Several different approaches have been proposed to increase the protein size limit in solution NMR spectroscopy. Heteronuclear triple resonance experiments, enabled through the isotopic enrichment of carbon and nitrogen atoms in protein samples, have rapidly extended this size limit from 10 to 30 kDa during the last decade. The 15N/13C-enrichment, combined with perdeuteration, allows the assignment of proteins in the size regime of 40 to 50 kDa. Very recently, transverse relaxation optimized spectroscopy has pushed the size limit even further, and as a result, backbone resonance assignment has been successfully obtained for a 110 kDa octamer (Salzmann et al. 2000). However, protein structure determination is still a very time-consuming procedure, especially in the case of assignment of NOEs. On the other hand, the use of perdeuterated samples suppresses a major part of the information available from NOESY spectra for global fold determination, ultimately leading to loose models. It is therefore inevitable that special means are needed to speed up global fold recognition and to complement long-range distance information lost through the perdeuteration procedure. Use of residual dipolar couplings serves as a powerful solution to both problems.

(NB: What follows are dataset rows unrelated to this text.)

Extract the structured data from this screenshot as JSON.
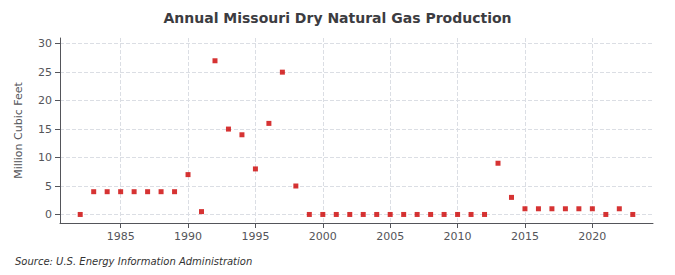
{
  "chart_data": {
    "type": "scatter",
    "title": "Annual Missouri Dry Natural Gas Production",
    "ylabel": "Million Cubic Feet",
    "source": "Source: U.S. Energy Information Administration",
    "x": [
      1982,
      1983,
      1984,
      1985,
      1986,
      1987,
      1988,
      1989,
      1990,
      1991,
      1992,
      1993,
      1994,
      1995,
      1996,
      1997,
      1998,
      1999,
      2000,
      2001,
      2002,
      2003,
      2004,
      2005,
      2006,
      2007,
      2008,
      2009,
      2010,
      2011,
      2012,
      2013,
      2014,
      2015,
      2016,
      2017,
      2018,
      2019,
      2020,
      2021,
      2022,
      2023
    ],
    "values": [
      0,
      4,
      4,
      4,
      4,
      4,
      4,
      4,
      7,
      0.5,
      27,
      15,
      14,
      8,
      16,
      25,
      5,
      0,
      0,
      0,
      0,
      0,
      0,
      0,
      0,
      0,
      0,
      0,
      0,
      0,
      0,
      9,
      3,
      1,
      1,
      1,
      1,
      1,
      1,
      0,
      1,
      0
    ],
    "color": "#cc0000",
    "marker": "square",
    "xlim": [
      1980.5,
      2024.5
    ],
    "xticks": [
      1985,
      1990,
      1995,
      2000,
      2005,
      2010,
      2015,
      2020
    ],
    "ylim": [
      -1.5,
      31
    ],
    "yticks": [
      0,
      5,
      10,
      15,
      20,
      25,
      30
    ],
    "grid": true
  }
}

It has been shown that relatively precise structures can be determined by utilizing residual dipolar couplings with the aid of a small quantity of NOE information (Clore et al. 1998b; Mueller et al. 2000). Thus, the aim should be placed on the structure determination of highly perdeuterated or site-specifically protonated proteins, where the transverse relaxation times of 15N/13Cα spins can be rather long when the TROSY approach is used. Thus, the protein backbone assignment can be retrieved using spectra with high sensitivity and resolution. The measurement of dipolar couplings can be accomplished in a relatively short time compared with traditional NOE analysis. The measurement of changes in the residual dipolar couplings supplemented with chemical shift changes due to ligand binding can provide unique and valuable insight into the structural biology of protein and protein complexes. The directional information, available through several residual dipolar couplings, can be obtained as soon as the protein backbone assignment procedure is accomplished. The experiments presented can supply up to nine residual dipolar couplings in protonated or perdeuterated proteins. Two-dimensional spin-state-selective 15N, 1H -detected experiments can be very handy in structure activity relationship (SAR) by NMR studies (Shuker et al. 1996; Hajduk et al. 1997). Thus, the wealth of information available through residual dipolar couplings can be used concomitantly with chemical shift changes as an indicator of conformational changes induced by ligand binding. The spin-state-selective 15N, 1H -detected experiments are the most suitable ones for large proteins, owing to the inherently good dispersion of the 15N, 1H correlation map. Furthermore, selection of the most slowly relaxing (TROSY) component, especially in perdeuterated proteins, improves the sensitivity of the 15N, 1H -detected experiments considerably. For the largest or highly helical proteins, it may be necessary to record three-dimensional HNCO-type experiments, combined with spin-state-selective subspectral editing and TROSY selection. This approach also provides minimal resonance overlap in larger α-helical proteins, which otherwise often exhibit overcrowded spectra.
Development in experimental methodology and new labeling techniques, as well as technical advancements in NMR instrumentation, have not only increased the protein size limit but have also enabled more convenient and reliable structure determination of smaller proteins. The proposed IM-HSQC experiment enables precise and efficient determination of the structurally most important three-bond J-coupling between 1HN and 1Hα spins from 15N-HSQC-type spectra. It is also applicable to protein samples with minimum isotope labeling, i.e. 15N-enrichment.